What trends or shifts do you see shaping your industry this fall and into 2026? Rent growth is leveling off, and residents are seeking more than amenities – they want experiences. Our resident survey found that 76% of renters value fitness and wellness most, above pools or coworking spaces. As we head into 2026, multifamily is shifting from amenity arms race to activation arms race – where emotional connection and consistent wellness engagement drive retention and rent justification.
What’s one major project, initiative, or innovation your firm is focused on in the months ahead? This fall and winter, we’re offering a free 3 – 5 day Wellness Activation Trial for properties to gather resident feedback and implementation data. The trial transforms underused gyms into engagement hubs through staffed trainers, curated classes, and on-site activations. With zero CapEx, owners see firsthand how wellness can elevate retention, renewals, and community culture – showing how quickly this program can change the energy within a building.

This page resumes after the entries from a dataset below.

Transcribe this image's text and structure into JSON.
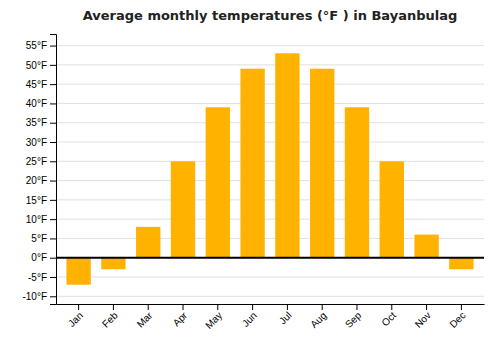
{
  "chart_data": {
    "type": "bar",
    "title": "Average monthly temperatures (°F ) in Bayanbulag",
    "categories": [
      "Jan",
      "Feb",
      "Mar",
      "Apr",
      "May",
      "Jun",
      "Jul",
      "Aug",
      "Sep",
      "Oct",
      "Nov",
      "Dec"
    ],
    "values": [
      -7,
      -3,
      8,
      25,
      39,
      49,
      53,
      49,
      39,
      25,
      6,
      -3
    ],
    "color": "#FFB300",
    "ylim": [
      -12,
      58
    ],
    "yticks": [
      {
        "value": -10,
        "label": "-10°F"
      },
      {
        "value": -5,
        "label": "-5°F"
      },
      {
        "value": 0,
        "label": "0°F"
      },
      {
        "value": 5,
        "label": "5°F"
      },
      {
        "value": 10,
        "label": "10°F"
      },
      {
        "value": 15,
        "label": "15°F"
      },
      {
        "value": 20,
        "label": "20°F"
      },
      {
        "value": 25,
        "label": "25°F"
      },
      {
        "value": 30,
        "label": "30°F"
      },
      {
        "value": 35,
        "label": "35°F"
      },
      {
        "value": 40,
        "label": "40°F"
      },
      {
        "value": 45,
        "label": "45°F"
      },
      {
        "value": 50,
        "label": "50°F"
      },
      {
        "value": 55,
        "label": "55°F"
      }
    ],
    "grid": true
  }
}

What challenges or opportunities do you anticipate for your clients as the market heads into Q4? Operators face rising turnover and slower renewals. The opportunity is to activate what’s already there – wellness spaces that build emotional connection. Our data shows that consistent engagement (classes, trainer presence, recognition) lifts renewal intent. The properties that humanize wellness – not just advertise it – will outperform as the market tightens in Q4.
What are you most excited about for the future of your sector? Wellness is evolving from soft perk to hard asset. Data now links wellness activation directly to retention, rent growth, and ESG impact. We’re excited to help owners measure success not just in occupancy but in resident vitality, engagement, and emotional connection. When residents feel known and inspired, they don’t renew leases – they renew lifestyles.